I got this quote from a friend who had received a dispatch from someone who attended a Trump rally last week. Apparently his “correspondent,” rattled by the utter futility of his attempts to reach out to the vociferously hostile Trump supporters he met that day, thought it explained everything.
At first, I recoiled. It’s a harsh assessment. And I am especially wary of characterizing the folks who voted for Trump as “stupid.” Name calling on both sides has gotten us nowhere — in fact, it continues to back us into our respective corners with our dukes up and minds shut.
But if you can get past that, it does speak to that gnawing feeling of helplessness many of us feel.

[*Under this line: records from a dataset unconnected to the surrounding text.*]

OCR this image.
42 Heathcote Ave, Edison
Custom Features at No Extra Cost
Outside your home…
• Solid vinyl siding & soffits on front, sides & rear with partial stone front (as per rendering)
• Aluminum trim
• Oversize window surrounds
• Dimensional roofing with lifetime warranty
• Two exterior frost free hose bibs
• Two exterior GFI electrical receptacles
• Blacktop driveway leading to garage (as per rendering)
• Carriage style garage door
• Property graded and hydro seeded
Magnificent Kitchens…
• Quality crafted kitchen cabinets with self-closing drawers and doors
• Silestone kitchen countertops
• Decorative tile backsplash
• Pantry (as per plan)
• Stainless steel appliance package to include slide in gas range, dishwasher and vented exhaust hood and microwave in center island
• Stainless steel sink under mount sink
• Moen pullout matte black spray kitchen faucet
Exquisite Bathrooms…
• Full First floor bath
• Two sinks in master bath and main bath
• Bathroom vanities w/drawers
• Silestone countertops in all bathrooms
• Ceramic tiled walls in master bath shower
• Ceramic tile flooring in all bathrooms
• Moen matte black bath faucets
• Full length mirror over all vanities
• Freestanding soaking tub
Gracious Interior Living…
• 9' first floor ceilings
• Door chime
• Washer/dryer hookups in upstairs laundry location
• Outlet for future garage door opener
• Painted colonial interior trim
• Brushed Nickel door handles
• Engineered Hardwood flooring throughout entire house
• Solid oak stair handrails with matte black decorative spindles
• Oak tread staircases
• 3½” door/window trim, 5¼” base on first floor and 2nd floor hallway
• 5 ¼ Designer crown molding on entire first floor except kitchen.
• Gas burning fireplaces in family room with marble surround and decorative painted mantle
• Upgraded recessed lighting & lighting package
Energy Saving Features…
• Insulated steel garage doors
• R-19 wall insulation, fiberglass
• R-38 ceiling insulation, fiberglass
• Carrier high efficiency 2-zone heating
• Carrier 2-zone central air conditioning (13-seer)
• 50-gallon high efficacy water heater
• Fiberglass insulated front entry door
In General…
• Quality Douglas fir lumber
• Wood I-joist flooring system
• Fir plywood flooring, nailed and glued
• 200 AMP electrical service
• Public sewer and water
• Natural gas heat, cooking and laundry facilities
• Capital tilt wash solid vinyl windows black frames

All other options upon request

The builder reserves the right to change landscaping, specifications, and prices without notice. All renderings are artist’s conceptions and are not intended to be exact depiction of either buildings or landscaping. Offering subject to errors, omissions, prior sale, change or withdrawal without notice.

And you have to admit, the tactics described do sound familiar.
Falls short of a solution, of course. But it may be cathartic for some. Read on:
“Stupidity is a more dangerous enemy of the good than malice. One may protest against evil; it can be exposed and, if need be, prevented by use of force. Evil always carries within itself the germ of its own subversion in that it leaves behind in human beings at least a sense of unease. Against stupidity we are defenseless. Neither protests nor the use of force accomplish anything here; reasons fall on deaf ears; facts that contradict one’s prejudgment simply need not be believed — in such moments the stupid person even becomes critical — and when facts are irrefutable they are just pushed aside as inconsequential, as incidental. In all this the stupid person, in contrast to the malicious one, is utterly self-satisfied and, being easily irritated, becomes dangerous by going on the attack. For that reason, greater caution is called for when dealing with a stupid person than with a malicious one. Never again will we try to persuade the stupid person with reasons, for it is senseless and dangerous.”